Sıkı bir işgücü piyasası ve talep gören beceriler, işini kaybeden birçok varlıklı çalışanın muhtemelen oldukça hızlı bir şekilde yeni iş bulabileceği anlamına geliyor. Ancak belki de aynı ücret seviyesinde değil. Bu arada, daha düşük ücretli işçi çalıştıran sektörlerden gelen işgücü talebi yüksek kalmaya devam ediyor ve bu da ücret artışlarını desteklemeye yardımcı oluyor. Ekonomistler David Autor, Arindrajit Dube ve Annie McGrew, düşük ücretli çalışanların daha yüksek ücretli işlere geçebilmelerinin, pandemi öncesindeki kırk yılda en üst ve en alttakiler arasında oluşan ücret eşitsizliğinin dörtte birini çözdüğünü tahmin ediyor.

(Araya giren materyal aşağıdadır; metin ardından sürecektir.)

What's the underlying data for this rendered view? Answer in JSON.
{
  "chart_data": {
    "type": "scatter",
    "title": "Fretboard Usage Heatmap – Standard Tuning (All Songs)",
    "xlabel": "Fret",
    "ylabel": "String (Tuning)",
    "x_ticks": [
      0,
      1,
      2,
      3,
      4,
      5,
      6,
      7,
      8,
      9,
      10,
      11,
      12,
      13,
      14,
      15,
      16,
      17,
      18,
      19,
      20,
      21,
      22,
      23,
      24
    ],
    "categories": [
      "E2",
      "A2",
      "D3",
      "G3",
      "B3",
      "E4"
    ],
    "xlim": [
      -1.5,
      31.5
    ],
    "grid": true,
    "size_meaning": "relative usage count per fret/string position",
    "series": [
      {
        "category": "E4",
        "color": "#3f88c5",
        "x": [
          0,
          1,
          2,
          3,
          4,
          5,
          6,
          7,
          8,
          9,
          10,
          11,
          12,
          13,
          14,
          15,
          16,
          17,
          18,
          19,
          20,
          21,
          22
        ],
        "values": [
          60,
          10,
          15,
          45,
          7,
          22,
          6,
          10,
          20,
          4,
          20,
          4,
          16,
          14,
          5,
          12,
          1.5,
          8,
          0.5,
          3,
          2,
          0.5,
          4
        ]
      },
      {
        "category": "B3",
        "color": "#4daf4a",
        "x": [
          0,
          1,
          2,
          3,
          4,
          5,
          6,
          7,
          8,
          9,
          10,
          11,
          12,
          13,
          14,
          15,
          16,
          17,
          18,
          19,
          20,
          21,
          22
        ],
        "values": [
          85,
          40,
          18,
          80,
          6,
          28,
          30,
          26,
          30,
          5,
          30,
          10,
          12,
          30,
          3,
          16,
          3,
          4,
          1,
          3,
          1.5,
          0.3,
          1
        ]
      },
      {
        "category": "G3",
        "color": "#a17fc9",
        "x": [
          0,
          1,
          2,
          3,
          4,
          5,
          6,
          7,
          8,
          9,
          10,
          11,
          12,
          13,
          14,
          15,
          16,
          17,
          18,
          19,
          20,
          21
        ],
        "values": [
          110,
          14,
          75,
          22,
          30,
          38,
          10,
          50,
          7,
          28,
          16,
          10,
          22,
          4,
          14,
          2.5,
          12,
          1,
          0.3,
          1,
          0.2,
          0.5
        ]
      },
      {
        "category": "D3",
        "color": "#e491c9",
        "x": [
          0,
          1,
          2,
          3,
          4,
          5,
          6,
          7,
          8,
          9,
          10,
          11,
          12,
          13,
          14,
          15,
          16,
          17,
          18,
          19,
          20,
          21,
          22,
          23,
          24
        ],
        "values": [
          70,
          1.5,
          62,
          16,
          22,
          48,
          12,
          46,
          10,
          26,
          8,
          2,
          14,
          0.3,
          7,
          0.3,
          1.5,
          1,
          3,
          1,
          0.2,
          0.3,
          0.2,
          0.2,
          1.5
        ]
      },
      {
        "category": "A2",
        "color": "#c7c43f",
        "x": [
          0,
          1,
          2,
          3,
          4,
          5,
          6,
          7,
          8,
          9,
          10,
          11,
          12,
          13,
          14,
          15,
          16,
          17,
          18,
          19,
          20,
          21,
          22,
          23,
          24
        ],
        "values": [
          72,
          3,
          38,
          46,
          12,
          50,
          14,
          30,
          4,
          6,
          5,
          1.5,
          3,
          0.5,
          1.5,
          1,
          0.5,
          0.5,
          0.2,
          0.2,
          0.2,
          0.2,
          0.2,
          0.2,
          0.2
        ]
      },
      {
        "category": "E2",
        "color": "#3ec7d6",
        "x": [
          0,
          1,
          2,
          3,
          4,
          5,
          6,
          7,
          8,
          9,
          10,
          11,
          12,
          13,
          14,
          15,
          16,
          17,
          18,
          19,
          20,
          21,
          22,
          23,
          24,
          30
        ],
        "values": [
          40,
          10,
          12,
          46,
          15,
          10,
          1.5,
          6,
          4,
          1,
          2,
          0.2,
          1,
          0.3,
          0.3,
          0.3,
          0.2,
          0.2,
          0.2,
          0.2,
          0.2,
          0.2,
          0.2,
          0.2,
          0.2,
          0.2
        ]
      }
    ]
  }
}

Zenginlerin para kazanmasının tek yolu ücretler değil elbette. Yüksek maaşlı çalışanlar genellikle yüklü ikramiyeler alırlar ve çoğu durumda bunları da kaybettiler. New York eyaleti, 2022 yılında New York City menkul kıymetler sektörü çalışanlarına ödenen ortalama ikramiyenin 176 bin 700 dolar olduğunu açıkladı. Bir yıl öncesine göre yüzde 26 düşüş gösterdi ve enflasyona göre ayarlandıktan sonra, pandemi öncesi seviyelerin altında kaldı.
Harcamaları kıstılar
Zenginler üzerindeki kısıtlamalar davranış değişikliklerine yol açıyor gibi görünüyor. Bank of America Enstitüsü, Nisan ayında yüksek gelirli hanelerin kredi ve banka kartlarıyla yaptığı harcamaların geçen yılın altında kaldığını, diğer hanelerin harcamalarının ise arttığını tespit etti. Bu durum, yüksek gelirli müşteriler arasında pazar payı kazandığını söyleyen Walmart'ın raporlarıyla tutarlılık gösterirken, istekli müşteriler olarak adlandırılan müşterilerin lüks mallara yönelik harcamalarının yavaşladığını ortaya koydu. Tam anlamıyla bir resesyon gelebilir de gelmeyebilir de. Ancak zenginlik durgunluğu bu süre zarfında genel ekonomi üzerinde bir baskı oluşturabilir.